Liebeserklärung an eine Stadt

12.06.2009
Der österreichische Journalist Cornelius Hell ging in den 80er-Jahren als Germanistiklektor nach Vilnius. Seitdem verbindet ihn eine enge Beziehung mit der litauischen Hauptstadt. In seinem Reisebuch "Der eiserne Wolf im barocken Labyrinth" erzählt er auf persönliche Weise von ihrer Geschichte und Gegenwart. Vilnius ist in diesem Jahr Kulturhauptstadt Europas.
Vilnius ist berückend. Die Hauptstadt Litauens nimmt beinahe jeden Besucher mühelos für sich ein.
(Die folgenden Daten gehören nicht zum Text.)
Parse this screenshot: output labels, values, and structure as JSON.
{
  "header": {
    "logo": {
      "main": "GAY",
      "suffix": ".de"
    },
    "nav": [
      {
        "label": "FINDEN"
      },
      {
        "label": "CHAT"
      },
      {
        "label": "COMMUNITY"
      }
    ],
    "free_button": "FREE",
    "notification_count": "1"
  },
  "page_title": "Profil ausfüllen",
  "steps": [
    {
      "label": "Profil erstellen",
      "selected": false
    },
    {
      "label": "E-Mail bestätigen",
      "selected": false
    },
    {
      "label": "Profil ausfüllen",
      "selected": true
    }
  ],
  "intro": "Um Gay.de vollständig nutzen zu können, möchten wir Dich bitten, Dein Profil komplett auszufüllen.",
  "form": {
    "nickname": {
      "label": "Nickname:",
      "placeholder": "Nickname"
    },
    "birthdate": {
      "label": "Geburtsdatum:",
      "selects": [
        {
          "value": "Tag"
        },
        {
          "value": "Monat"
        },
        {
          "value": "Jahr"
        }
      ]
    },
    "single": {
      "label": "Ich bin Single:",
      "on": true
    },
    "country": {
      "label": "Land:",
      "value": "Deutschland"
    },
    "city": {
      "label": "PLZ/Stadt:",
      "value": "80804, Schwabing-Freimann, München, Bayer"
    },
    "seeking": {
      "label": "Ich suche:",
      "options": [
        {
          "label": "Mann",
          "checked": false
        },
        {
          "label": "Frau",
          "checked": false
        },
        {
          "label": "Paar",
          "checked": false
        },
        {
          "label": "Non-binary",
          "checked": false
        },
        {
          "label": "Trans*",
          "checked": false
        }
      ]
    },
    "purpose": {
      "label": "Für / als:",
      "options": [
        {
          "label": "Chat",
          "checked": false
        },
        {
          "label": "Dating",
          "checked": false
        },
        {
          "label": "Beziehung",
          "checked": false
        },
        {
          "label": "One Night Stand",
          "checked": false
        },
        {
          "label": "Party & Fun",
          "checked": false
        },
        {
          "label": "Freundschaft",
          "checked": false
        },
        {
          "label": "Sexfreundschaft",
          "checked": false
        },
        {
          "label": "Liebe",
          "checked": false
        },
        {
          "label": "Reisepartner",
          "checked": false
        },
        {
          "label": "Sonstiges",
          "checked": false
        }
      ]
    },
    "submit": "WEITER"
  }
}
Es ist wohl die einzige Stadt auf der Welt, für die ein immer wieder für den Literaturnobelpreis gehandelter Dichter, der lange im nordamerikanischen Exil lebende Tomas Venclova, einen Reiseführer verfasst hat.

Auch der österreichische Journalist Cornelius Hell ist von Vilnius begeistert. Sein Stadtporträt "Der eiserne Wolf im barocken Labyrinth" ist zugleich eine sehr persönliche Liebeserklärung. Auf knappem Raum bringt Hell dem Leser nicht nur Geschichte, Architektur, Kultur und Kulinarik nahe, er gibt auch Einblicke in Wohnungen und Trinkbräuche, Politik und Mentalitäten.

Hell kam 1984 für zwei Jahre, so lautete die offizielle Version, als erster "Germanistiklektor aus dem Westen an die älteste Universität auf sowjetischem Boden". Nach Vilnius musste Hell mit dem Nachtzug aus Moskau reisen. In den folgenden Jahren lernte er die älteste noch gesprochene indoeuropäische Sprache mit ihren sieben Fällen und komplizierten Partizipialkonstruktionen so gut, dass er zum Übersetzer einer im Westen weitgehend unbekannten Literatur wurde. Das baltische Land prägte sein Leben auch nach der Rückkehr nach Österreich.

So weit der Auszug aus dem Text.